In “Regrets,” the second section of the book, the speaker of these lyric poems, as a kind of cross-country East meets West flâneur, vacillates between the idyllic setting of Cowper’s childhood home on Bowen Island to the less than idyllic urban setting of Toronto. At the same time, the quest for home, and the exile that helps define it, gives us a glimpse into what defines tenderness, a sense of being rooted in one’s place. When it departs from the macabre, as it often does, Grotesque Tenderness is in many ways a series of love songs to Bowen Island. The meditative music (so full of subtle attention to formal verse in its alliteration, assonance, and half rhymes) employed in its descriptions of the trees, birds, mountains, and bodies of water is both wonderful, and filled with wonder, as in this quatrain from “Secret Water”:

We spooked a late-season fawn
from his den: born
scrawny, born to starve, he
skittered away over the rot-soft duff.

Amidst the feeling that the natural wonders of Bowen Island possess a secular sacredness, however, there’s the implicit lament that this bounty is ephemeral, and that violence and death forever lurk within the pulse of life. 

The idylls of home and the natural order of Bowen Island are further threatened by the presence of what we encounter on the book’s cover: a kind of kraken-type creature, an oceanic Cthulhu, which in later sections of the book is referred to as “Mindless Thing,” a force of unnatural evil, a potentially unstoppable force that not even the beauty of Bowen Island can quell. In Part V’s “Abiogenesis,” the speaker struggles with the “Mindless Thing,” which also takes on the character of a digital Leviathan:

So scared I read my iPhone on the train,

gratefully fugue out on ad screens in lifts
instead of looking at the other suits,

afraid of what I’d think of, if I thought.
More than anything I’m afraid of you.

I snail into whiskies after work,
the joint smoked alone on my backyard stoop.

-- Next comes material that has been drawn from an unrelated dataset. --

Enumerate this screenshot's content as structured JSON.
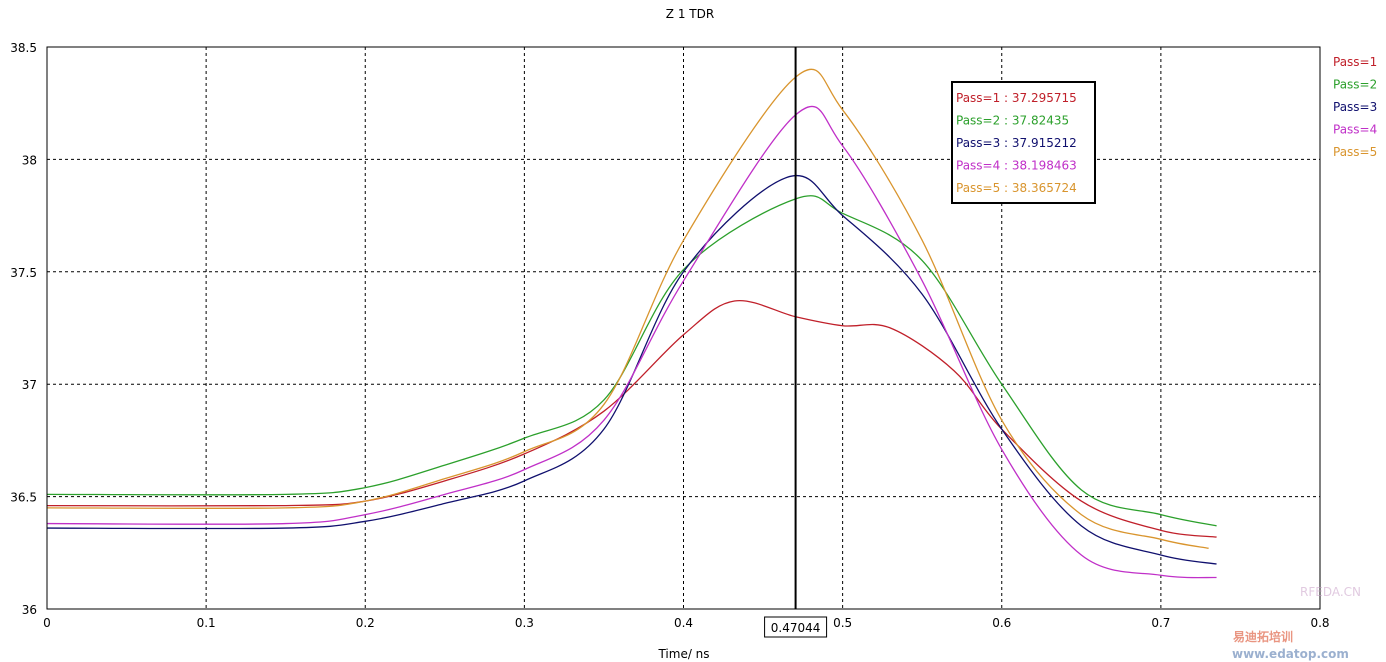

Afraid of the stain of your silhouette
I bask in the laptop’s solace,

drink ego and eros from the twittering net.

Perhaps what may preserve tenderness is mindful consciousness, whereas the evil of an amoral world, what Cowper imagines as “Mindless Thing,” the violent cycle of life and death in indifferent nature, has its counterpart among humans in moral evil, the grotesque nature of what we do when not bound by morality, which threatens even those who aim to be aware of and fight the “Mindless Thing” within.

These lines from “Principles of Conduct” have a visual force worthy of David Lynch’s searingly surreal cinematography in the third season of Twin Peaks:

       It plays on loop archival footage
of star entrails spilled on Nagasaki,

human puppets feeding furnaces
with copies of themselves. 

The pronoun referent for “it” must be “Mindless Thing”. In the end, not even on Bowen Island can the thinking, ethical self completely retreat into the peaceful hermitage of nature, not when there are such horrors as holocausts and nuclear weapons.

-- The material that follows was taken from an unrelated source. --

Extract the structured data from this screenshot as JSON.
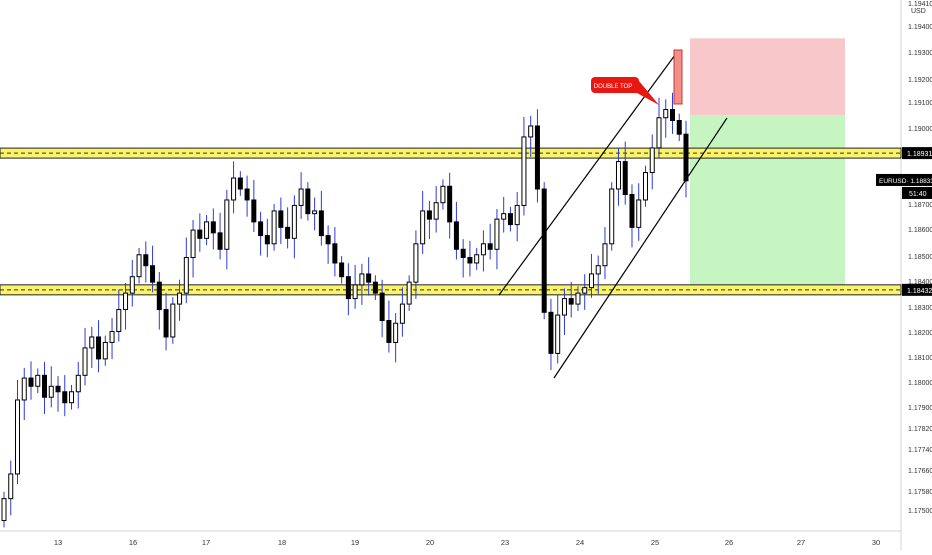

Though Cowper hasn’t resolved the strains of horror and almost romantic idealism which feed Grotesque Tenderness’ unmistakable energy, he guides us into territory where sound and sense grapple with such irresolvable ethical conundrums, and maybe, as Julia Kristeva suggests, we may find a burdensome catharsis in imagining the evils of infernos, tsunamis, abject violence, and nuclear war. More than that, hopefully, to seek that catharsis in the mysteriously musical power of language may help us protect ourselves from that “Mindless Thing,” whatever form it takes, and find a home for tenderness in its source.  

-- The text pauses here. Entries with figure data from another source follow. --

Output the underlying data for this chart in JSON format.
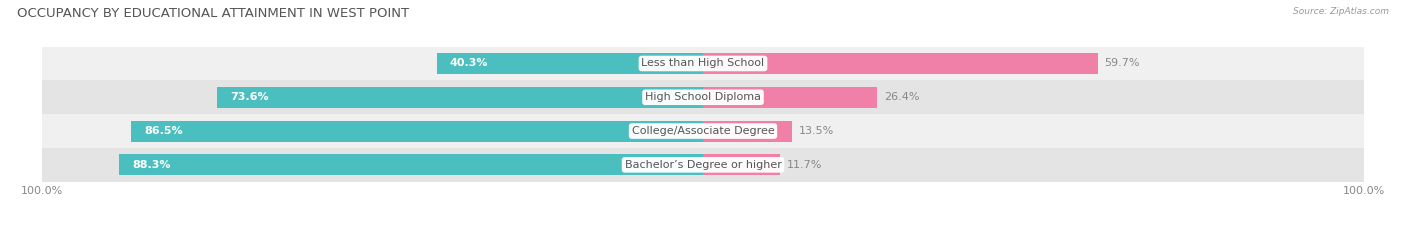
{
  "title": "OCCUPANCY BY EDUCATIONAL ATTAINMENT IN WEST POINT",
  "source": "Source: ZipAtlas.com",
  "categories": [
    "Less than High School",
    "High School Diploma",
    "College/Associate Degree",
    "Bachelor’s Degree or higher"
  ],
  "owner_pct": [
    40.3,
    73.6,
    86.5,
    88.3
  ],
  "renter_pct": [
    59.7,
    26.4,
    13.5,
    11.7
  ],
  "owner_color": "#4bbfbf",
  "renter_color": "#f080a8",
  "row_bg_colors": [
    "#f0f0f0",
    "#e4e4e4"
  ],
  "title_color": "#555555",
  "source_color": "#999999",
  "pct_label_color_inside": "#ffffff",
  "pct_label_color_outside": "#888888",
  "cat_label_color": "#555555",
  "title_fontsize": 9.5,
  "label_fontsize": 8,
  "tick_fontsize": 8,
  "legend_fontsize": 8,
  "bar_height": 0.62,
  "figsize": [
    14.06,
    2.33
  ],
  "dpi": 100
}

Mark Grenon‘s writing has appeared in The Antigonish Review, filling Station, the Hamilton Review of Books, Matrix, The Puritan, and Vallum. His video poetry’s been screened at the Visible Verse Festival, the Rendez-vous cinéma québécois, the anti-Matter Film Festival, and the SIMULTAN Festival in Romania. He’s taught ESL in the Czech Republic, Taiwan, and Chile, and lives in Montréal.